The main suggestion we wish to make is that how we look at basic probability theory has deep implications for the Bohr-Einstein positions. Only since 1988 has it appeared to the writer that we might be able finally to resolve these matters in the happiest way imaginable: a reconciliation of the views of Bohr and Einstein in which we can see that they were both right in the essentials, but just thinking on different levels.

Einstein's thinking is always on the ontological level traditional in physics; trying to describe the realities of Nature. Bohr's thinking is always on the epistemological level, describing not reality but only our information about reality. The peculiar flavor of his language arises from the absence of all words with any ontological import. J. C. Polkinghorne (1989, pp. 78,79) came independently to this same conclusion about the reason why physicists have such difficulty in reading Bohr. He quotes Bohr as saying:
"There is no quantum world. There is only an abstract quantum physical description. It is wrong to think that the task of physics is to find out how nature is. Physics concerns what we can say about nature."
[...] Bohr would chide both Wigner and Oppenheimer for asking ontological questions, which he held to be illegitimate. Those who, like Einstein (and, up until recently, the present writer) tried to read ontological meaning into Bohr's statements, were quite unable to comprehend his message. This applies not only to his critics but equally to his disciples, who undoubtedly embarrassed Bohr considerably by offering such ontological explanations as "Instantaneous quantum jumps are real physical events." or "The variable is created by the act of measurement.", or the remark of Pauli quoted above, which might be rendered loosely as "Not only are you and I ignorant of x and p; Nature herself does not know what they are."

We disagree strongly with one aspect of Bohr's quoted statement above; in our view, the existence of a real world that was not created in our imagination, and which continues to go about its business according to its own laws, independently of what humans think or do, is the primary experimental fact of all, without which there would be no point to physics or any other science.

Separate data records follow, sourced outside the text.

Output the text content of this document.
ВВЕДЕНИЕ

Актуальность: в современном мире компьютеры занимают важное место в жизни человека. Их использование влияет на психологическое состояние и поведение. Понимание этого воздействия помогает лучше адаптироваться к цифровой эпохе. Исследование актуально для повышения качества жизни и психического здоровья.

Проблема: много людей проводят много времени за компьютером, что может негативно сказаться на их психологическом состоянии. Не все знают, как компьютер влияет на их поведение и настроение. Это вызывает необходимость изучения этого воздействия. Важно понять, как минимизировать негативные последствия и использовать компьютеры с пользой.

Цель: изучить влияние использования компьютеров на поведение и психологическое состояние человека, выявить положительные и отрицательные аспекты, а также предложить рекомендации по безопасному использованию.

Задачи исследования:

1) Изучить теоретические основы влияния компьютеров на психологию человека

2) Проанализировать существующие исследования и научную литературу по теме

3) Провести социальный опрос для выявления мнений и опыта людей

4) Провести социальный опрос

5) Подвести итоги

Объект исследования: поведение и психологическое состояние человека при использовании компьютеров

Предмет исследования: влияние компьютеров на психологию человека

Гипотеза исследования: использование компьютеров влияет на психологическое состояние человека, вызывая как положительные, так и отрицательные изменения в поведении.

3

The whole purpose of science is learn what that reality is and what its laws are. On the other hand, we can see in Bohr's statement a very important fact, not sufficiently appreciated by scientists today as a necessary part of that program to learn about reality. Any theory about reality can have no consequences testable by us unless it can also describe what humans can see and know. For example, special relativity theory implies that it is fundamentally impossible for us to have knowledge of any event that lies outside our past light cone. Although our ultimate goal is ontological, the process of achieving that goal necessarily involves the acquisition and processing of human information. This information processing aspect of science has not, in our view, been sufficiently stressed by scientists (including Einstein himself, although we do not think that he would have rejected the idea).

Although Bohr's whole way of thinking was very different from Einstein's, it does not follow that either was wrong. In the writer's present view, all of Einstein's thinking (in particular the EPR argument) remains valid today, when we take into account its ontological purpose and character. But today, when we are beginning to consider the role of information for science in general, it may be useful to note that we are finally taking a step in the epistemological direction that Bohr was trying to point out sixty years ago.

But our present QM formalism is not purely epistemological; it is a peculiar mixture describing in part realities of Nature, in part incomplete human information about Nature - all scrambled up by Heisenberg and Bohr into an omelette that nobody has seen how to unscramble. Yet we think that the unscrambling is a prerequisite for any further advance in basic physical theory. For, if we cannot separate the subjective and objective aspects of the formalism, we cannot know what we are talking about; it is just that simple. E.T. Jaynes, Probability in Quantum Theory (1996).